Ciò vuol dire che i Comuni devono garantire uno sconto dell’80% ai cittadini se questi riescono a dimostrare che il servizio di raccolta dei rifiuti non è stato svolto oppure che il servizio di raccolta dei rifiuti è stato svolto in modo scorretto (ad esempio violando le norme sulla differenziata) o incompleto (quando la raccolta è irregolare), anche per scioperi o altre difficoltà organizzative, purché il disservizio abbia danneggiato o messo in pericolo l’ambiente o la salute delle persone, circostanza che deve essere riconosciuto dall’Asl o da un’altra autorità sanitaria.

Non è necessario dimostrare di aver subito personalmente un danno. Come confermato dalla sentenza n. 931/2/2016 della Commissione Tributaria provinciale di Vibo Valentia, è sufficiente documentare il blocco o l’irregolarità del servizio, ad esempio con alcune fotografie.

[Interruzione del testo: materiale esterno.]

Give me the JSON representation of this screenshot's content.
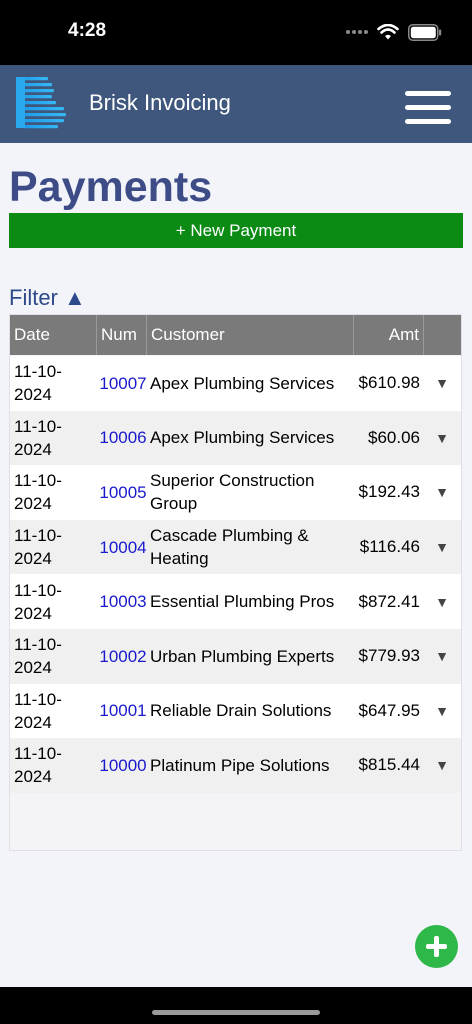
{
  "status_bar": {
    "time": "4:28"
  },
  "header": {
    "app_title": "Brisk Invoicing"
  },
  "page": {
    "title": "Payments",
    "new_payment_label": "+ New Payment",
    "filter_label": "Filter ▲"
  },
  "table": {
    "columns": {
      "date": "Date",
      "num": "Num",
      "customer": "Customer",
      "amt": "Amt"
    },
    "rows": [
      {
        "date": "11-10-2024",
        "num": "10007",
        "customer": "Apex Plumbing Services",
        "amt": "$610.98"
      },
      {
        "date": "11-10-2024",
        "num": "10006",
        "customer": "Apex Plumbing Services",
        "amt": "$60.06"
      },
      {
        "date": "11-10-2024",
        "num": "10005",
        "customer": "Superior Construction Group",
        "amt": "$192.43"
      },
      {
        "date": "11-10-2024",
        "num": "10004",
        "customer": "Cascade Plumbing & Heating",
        "amt": "$116.46"
      },
      {
        "date": "11-10-2024",
        "num": "10003",
        "customer": "Essential Plumbing Pros",
        "amt": "$872.41"
      },
      {
        "date": "11-10-2024",
        "num": "10002",
        "customer": "Urban Plumbing Experts",
        "amt": "$779.93"
      },
      {
        "date": "11-10-2024",
        "num": "10001",
        "customer": "Reliable Drain Solutions",
        "amt": "$647.95"
      },
      {
        "date": "11-10-2024",
        "num": "10000",
        "customer": "Platinum Pipe Solutions",
        "amt": "$815.44"
      }
    ],
    "expand_glyph": "▼"
  },
  "icons": {
    "logo": "brisk-logo",
    "menu": "hamburger-menu-icon",
    "fab": "plus-circle-icon",
    "wifi": "wifi-icon",
    "battery": "battery-icon"
  },
  "colors": {
    "header_bg": "#3f577d",
    "title": "#3d4c87",
    "new_payment_bg": "#0b8a14",
    "table_header_bg": "#7a7a7a",
    "link": "#1a1acc",
    "fab": "#2fb84a"
  }
}
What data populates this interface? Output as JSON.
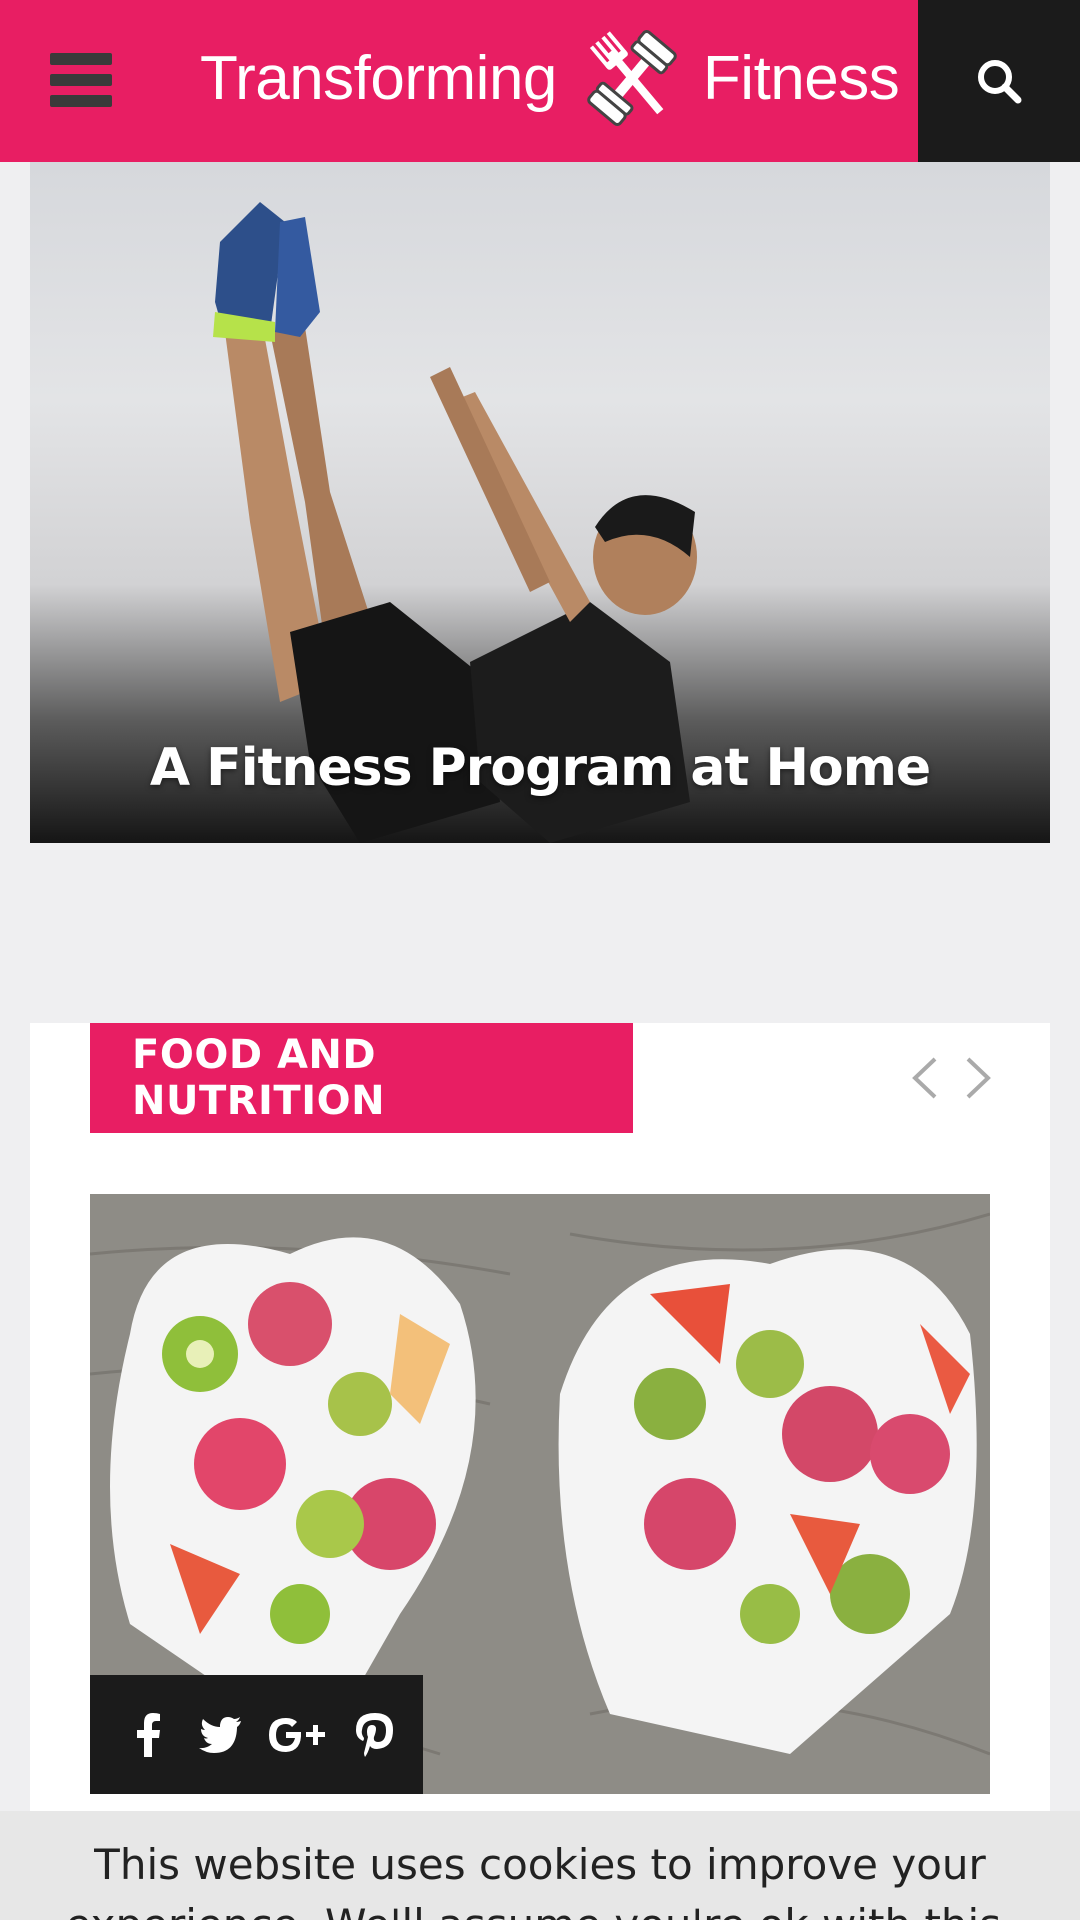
{
  "header": {
    "logo_left": "Transforming",
    "logo_right": "Fitness",
    "accent_color": "#e81e63",
    "menu_icon": "hamburger-menu-icon",
    "search_icon": "search-icon"
  },
  "hero": {
    "title": "A Fitness Program at Home"
  },
  "category_section": {
    "label": "FOOD AND NUTRITION",
    "prev_icon": "chevron-left-icon",
    "next_icon": "chevron-right-icon",
    "share_icons": [
      "facebook-icon",
      "twitter-icon",
      "google-plus-icon",
      "pinterest-icon"
    ]
  },
  "cookie_notice": {
    "text": "This website uses cookies to improve your experience. We'll assume you're ok with this, but"
  }
}
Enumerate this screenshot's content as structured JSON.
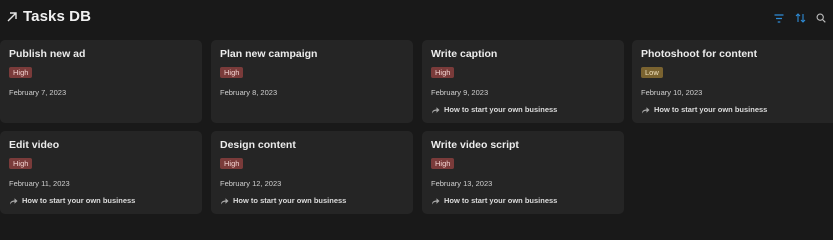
{
  "header": {
    "title": "Tasks DB",
    "title_icon": "arrow-up-right-icon",
    "toolbar": {
      "filter_icon": "filter-icon",
      "sort_icon": "sort-icon",
      "search_icon": "search-icon"
    }
  },
  "colors": {
    "background": "#191919",
    "card": "#252525",
    "accent": "#2e8bd6",
    "high_badge": "#7a3b3a",
    "low_badge": "#7a6330"
  },
  "cards": [
    {
      "title": "Publish new ad",
      "priority": "High",
      "date": "February 7, 2023",
      "relation": ""
    },
    {
      "title": "Plan new campaign",
      "priority": "High",
      "date": "February 8, 2023",
      "relation": ""
    },
    {
      "title": "Write caption",
      "priority": "High",
      "date": "February 9, 2023",
      "relation": "How to start your own business"
    },
    {
      "title": "Photoshoot for content",
      "priority": "Low",
      "date": "February 10, 2023",
      "relation": "How to start your own business"
    },
    {
      "title": "Edit video",
      "priority": "High",
      "date": "February 11, 2023",
      "relation": "How to start your own business"
    },
    {
      "title": "Design content",
      "priority": "High",
      "date": "February 12, 2023",
      "relation": "How to start your own business"
    },
    {
      "title": "Write video script",
      "priority": "High",
      "date": "February 13, 2023",
      "relation": "How to start your own business"
    }
  ]
}
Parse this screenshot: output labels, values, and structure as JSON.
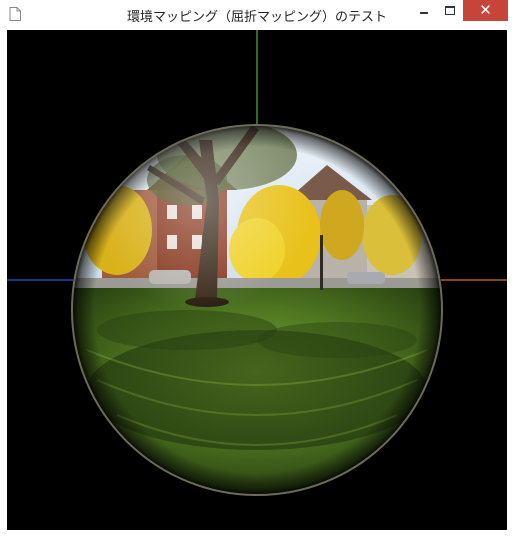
{
  "window": {
    "title": "環境マッピング（屈折マッピング）のテスト",
    "icons": {
      "app": "document-icon",
      "minimize": "minimize-icon",
      "maximize": "maximize-icon",
      "close": "close-icon"
    },
    "close_symbol": "✕"
  },
  "scene": {
    "background_color": "#000000",
    "axes": {
      "x_positive_color": "#b85c1e",
      "x_negative_color": "#1e4fa8",
      "y_positive_color": "#3f8f2a"
    },
    "sphere": {
      "material": "refraction",
      "environment": "park-with-trees-and-houses"
    },
    "palette": {
      "sky": "#d7e6f2",
      "grass_light": "#6f9a2c",
      "grass_dark": "#22360e",
      "trees_yellow": "#e8c21b",
      "brick": "#8a3a22",
      "trunk": "#3b2b1c"
    }
  }
}
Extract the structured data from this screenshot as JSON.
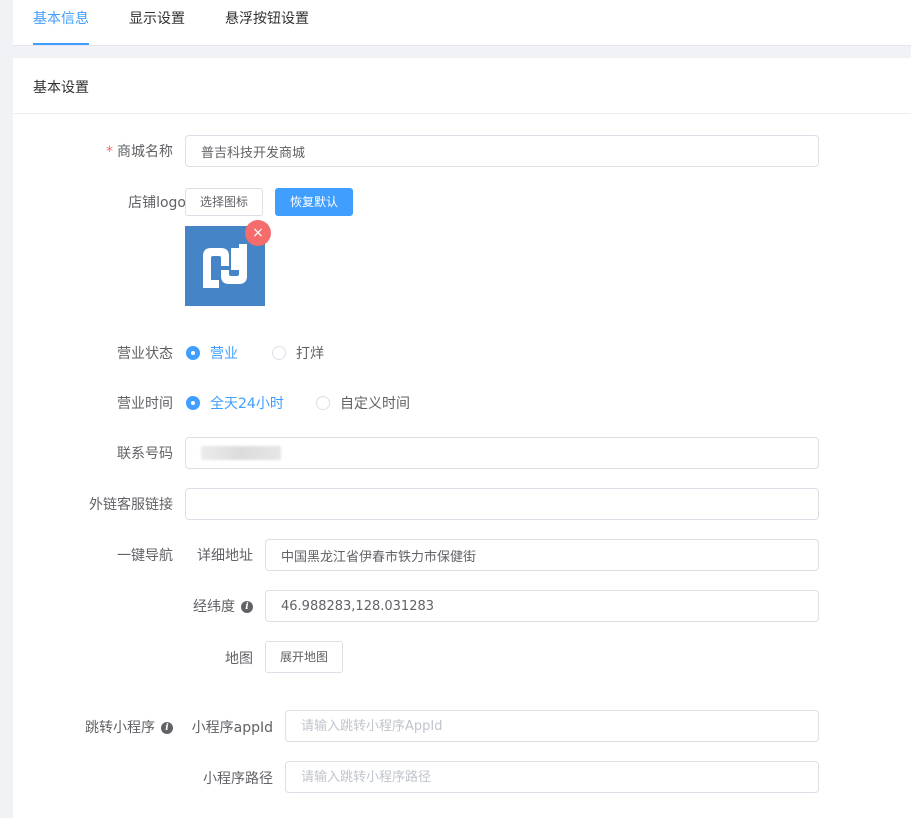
{
  "tabs": [
    {
      "label": "基本信息",
      "active": true
    },
    {
      "label": "显示设置",
      "active": false
    },
    {
      "label": "悬浮按钮设置",
      "active": false
    }
  ],
  "panel": {
    "title": "基本设置"
  },
  "form": {
    "shop_name": {
      "label": "商城名称",
      "required_mark": "*",
      "value": "普吉科技开发商城"
    },
    "logo": {
      "label": "店铺logo",
      "select_button": "选择图标",
      "reset_button": "恢复默认",
      "remove_icon": "×",
      "logo_icon": "logo-icon"
    },
    "status": {
      "label": "营业状态",
      "options": [
        "营业",
        "打烊"
      ],
      "selected": "营业"
    },
    "hours": {
      "label": "营业时间",
      "options": [
        "全天24小时",
        "自定义时间"
      ],
      "selected": "全天24小时"
    },
    "phone": {
      "label": "联系号码",
      "value": ""
    },
    "service_link": {
      "label": "外链客服链接",
      "value": ""
    },
    "navigation": {
      "label": "一键导航",
      "address_label": "详细地址",
      "address_value": "中国黑龙江省伊春市铁力市保健街",
      "coords_label": "经纬度",
      "coords_value": "46.988283,128.031283",
      "map_label": "地图",
      "map_button": "展开地图"
    },
    "mini_program": {
      "label": "跳转小程序",
      "appid_label": "小程序appId",
      "appid_placeholder": "请输入跳转小程序AppId",
      "path_label": "小程序路径",
      "path_placeholder": "请输入跳转小程序路径"
    },
    "info_icon": "i"
  },
  "colors": {
    "accent": "#409eff",
    "danger": "#f56c6c",
    "logo_bg": "#4584c6"
  }
}
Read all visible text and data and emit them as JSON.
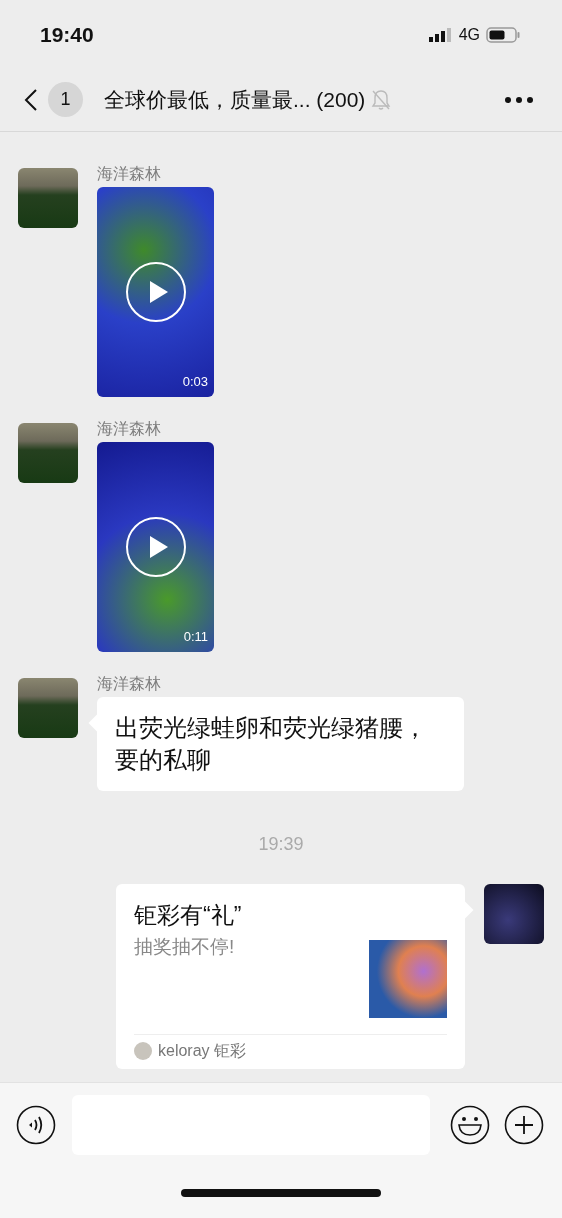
{
  "status_bar": {
    "time": "19:40",
    "network": "4G"
  },
  "header": {
    "unread_badge": "1",
    "title": "全球价最低，质量最... (200)",
    "muted": true
  },
  "messages": [
    {
      "kind": "video",
      "sender": "海洋森林",
      "duration": "0:03"
    },
    {
      "kind": "video",
      "sender": "海洋森林",
      "duration": "0:11"
    },
    {
      "kind": "text",
      "sender": "海洋森林",
      "text": "出荧光绿蛙卵和荧光绿猪腰，要的私聊"
    },
    {
      "kind": "time",
      "text": "19:39"
    },
    {
      "kind": "card",
      "title": "钜彩有“礼”",
      "description": "抽奖抽不停!",
      "source": "keloray 钜彩"
    }
  ]
}
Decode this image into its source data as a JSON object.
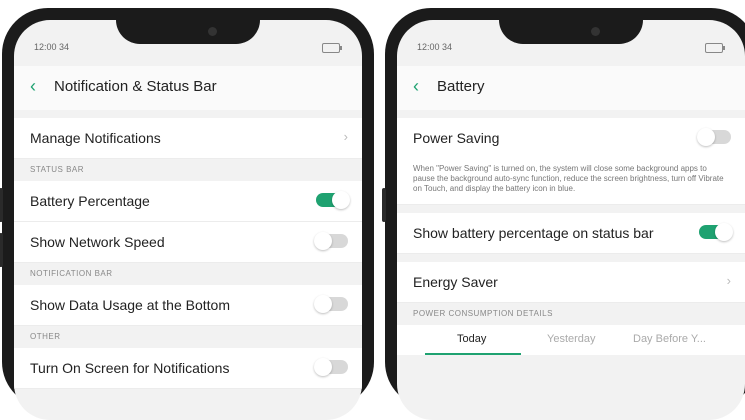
{
  "left": {
    "status": {
      "time": "12:00 34"
    },
    "header": {
      "back": "‹",
      "title": "Notification & Status Bar"
    },
    "manage_notifications": {
      "label": "Manage Notifications",
      "chevron": "›"
    },
    "sections": {
      "status_bar": "STATUS BAR",
      "notification_bar": "NOTIFICATION BAR",
      "other": "OTHER"
    },
    "battery_percentage": {
      "label": "Battery Percentage",
      "on": true
    },
    "network_speed": {
      "label": "Show Network Speed",
      "on": false
    },
    "data_usage": {
      "label": "Show Data Usage at the Bottom",
      "on": false
    },
    "turn_on_screen": {
      "label": "Turn On Screen for Notifications",
      "on": false
    }
  },
  "right": {
    "status": {
      "time": "12:00 34"
    },
    "header": {
      "back": "‹",
      "title": "Battery"
    },
    "power_saving": {
      "label": "Power Saving",
      "on": false
    },
    "power_saving_desc": "When \"Power Saving\" is turned on, the system will close some background apps to pause the background auto-sync function, reduce the screen brightness, turn off Vibrate on Touch, and display the battery icon in blue.",
    "battery_percentage_status_bar": {
      "label": "Show battery percentage on status bar",
      "on": true
    },
    "energy_saver": {
      "label": "Energy Saver",
      "chevron": "›"
    },
    "section_power_details": "POWER CONSUMPTION DETAILS",
    "tabs": [
      "Today",
      "Yesterday",
      "Day Before Y..."
    ]
  },
  "colors": {
    "accent": "#1fa271",
    "bezel": "#1b1b1b",
    "background": "#f2f2f2"
  }
}
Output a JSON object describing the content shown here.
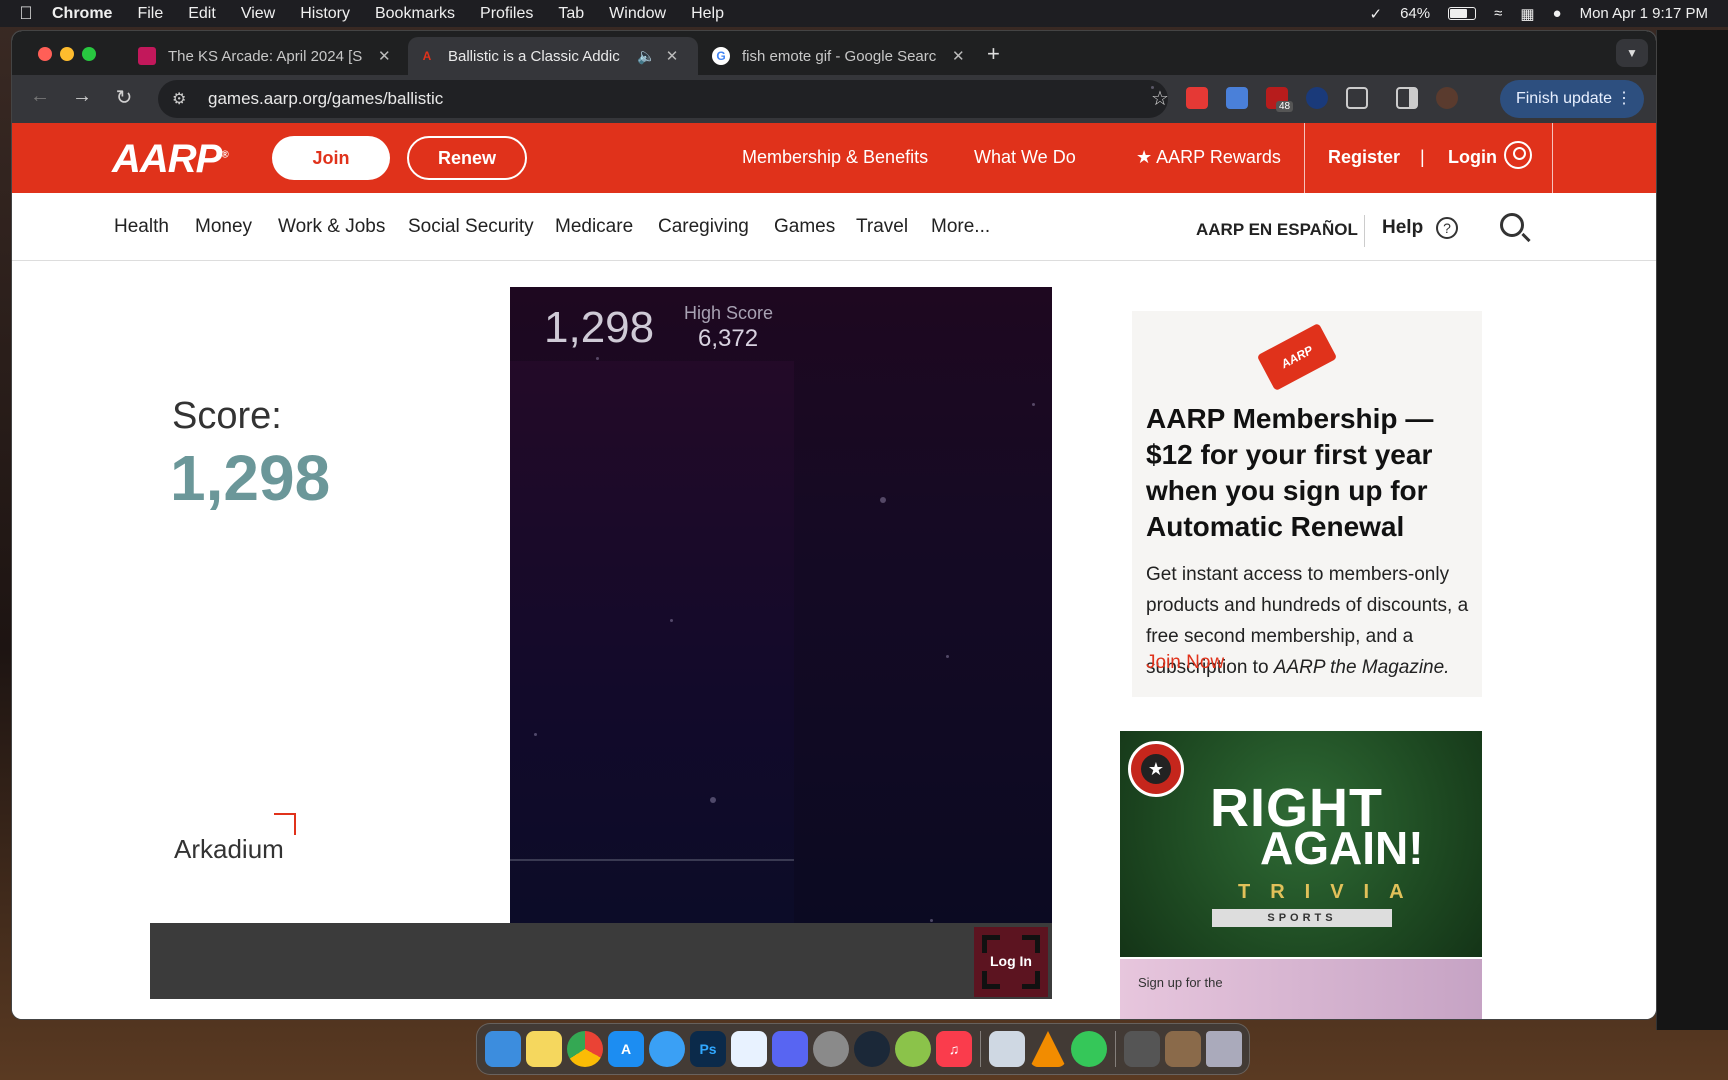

La stessa sentenza stabilisce che lo sconto dell’80% sulla Tari è dovuto anche se il Comune ha pubblicato un’ordinanza per obbligare la società di gestione della raccolta dei rifiuti a proseguire il servizio. Non è necessario poi che l’autorità sanitaria abbia adottato un provvedimento formale per attestare il pericolo o il danno a carico dell’ambiente o delle persone: basta che abbia segnalato in qualsiasi modo il rischio.

La legge di Stabilità 2014 poi aggiunge: “Nelle zone in cui non è effettuata la raccolta, la Tari è dovuta in misura non superiore al 40 per cento della tariffa da determinare, anche in maniera graduale, in relazione alla distanza dal più vicino punto di raccolta rientrante nella zona perimetrata o di fatto servita”. Questo significa che nelle aree in cui il servizio di raccolta non è previsto lo sconto sulla Tari è di almeno il 60% e la tariffa stessa è tanto più bassa quanto più distante è il luogo dove bisogna arrivare per gettare la spazzatura.

Per poter ottenere lo sconto sulla Tari bisogna presentare la domanda al proprio Comune, compilando l’apposito modulo oppure presentando la richiesta in carta libera, inviata con raccomandata a.r., posta elettronica certificata o consegnata a mano all’ufficio protocollo. Ciò che è importante è motivare in modo adeguato la richiesta.